Founder of spying software FinSpy and FinFisher Martin Muench with paper over his camera. Photo: Bloomberg/Fairfax


The question asked was whether the experts concealed their webcam when it was not in use.


Although many web cameras offer a telltale LED light which indicates whether it is active, Fairfax found many security experts didn't trust that it would operate correctly if a hacker compromised their machine. After all, hackers have found ways to disable some webcam lights.

A number of manufacturers, like Apple in their MacBooks and iMacs, ensure that the web camera is hard-wired in such a way that the green LED will always turn on regardless of any software changes.
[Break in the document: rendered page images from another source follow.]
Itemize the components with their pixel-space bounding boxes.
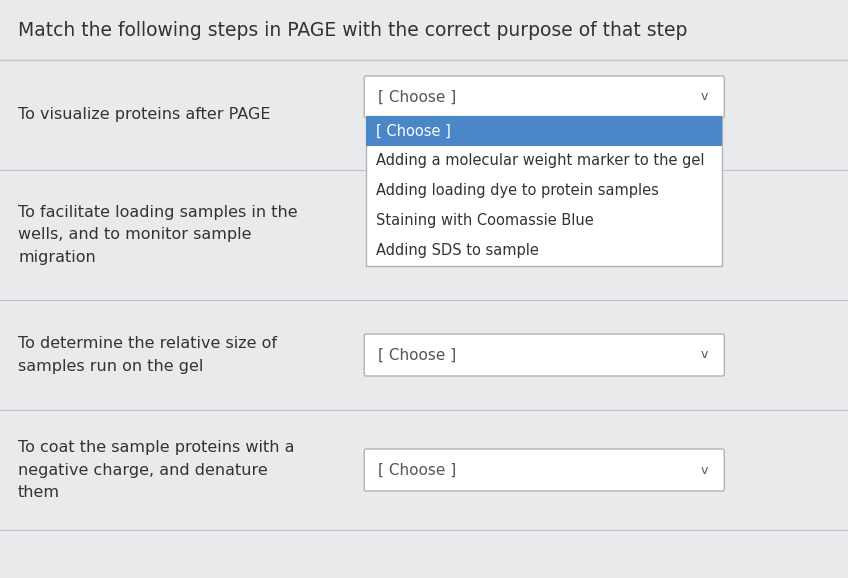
Bar [0,60,848,578]
Text: To visualize proteins after PAGE: To visualize proteins after PAGE [18,108,271,123]
Bar [0,0,848,60]
Text: [ Choose ]: [ Choose ] [378,90,456,105]
Text: Match the following steps in PAGE with the correct purpose of that step: Match the following steps in PAGE with t… [18,20,688,39]
Text: Adding SDS to sample: Adding SDS to sample [377,243,539,258]
Bar [366,116,722,266]
FancyBboxPatch shape [364,334,724,376]
Text: To determine the relative size of
samples run on the gel: To determine the relative size of sample… [18,336,277,373]
Text: [ Choose ]: [ Choose ] [377,124,451,139]
Text: To facilitate loading samples in the
wells, and to monitor sample
migration: To facilitate loading samples in the wel… [18,205,298,265]
Text: v: v [700,91,708,103]
Bar [366,116,722,146]
Text: [ Choose ]: [ Choose ] [378,347,456,362]
Text: Staining with Coomassie Blue: Staining with Coomassie Blue [377,213,594,228]
Text: Adding loading dye to protein samples: Adding loading dye to protein samples [377,183,659,198]
Bar [0,60,848,170]
Bar [0,300,848,410]
FancyBboxPatch shape [364,449,724,491]
FancyBboxPatch shape [364,76,724,118]
Bar [0,170,848,300]
Text: v: v [700,349,708,361]
Bar [0,410,848,530]
Text: Adding a molecular weight marker to the gel: Adding a molecular weight marker to the … [377,154,705,169]
Text: v: v [700,464,708,476]
Text: [ Choose ]: [ Choose ] [378,462,456,477]
Text: To coat the sample proteins with a
negative charge, and denature
them: To coat the sample proteins with a negat… [18,440,294,500]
But some manufacturers don't make use of a light at all, or when they do they are very lax with how it is implemented, allowing for it to be easily turned off by software.

F-Secure's chief research officer Mikko Hypponen sent Fairfax this picture of his web camera.

F-Secure's Mikko Hypponen sent Fairfax this picture of his web camera. Photo: Mikko Hypponen

Matt Tett, managing director of Enex TestLab, which is hired by governments and businesses to test their IT systems, told Fairfax he used a Post-it note to secure his web camera.

"It's just a logical thing that paranoid people do, right?" Mr Tett said.

"I've seen a few people do it," he added.

Information security analyst and podcaster Patrick Gray also admitted to covering up his laptop's camera. When he smoked, he used the glued part of a cigarette paper to protect it.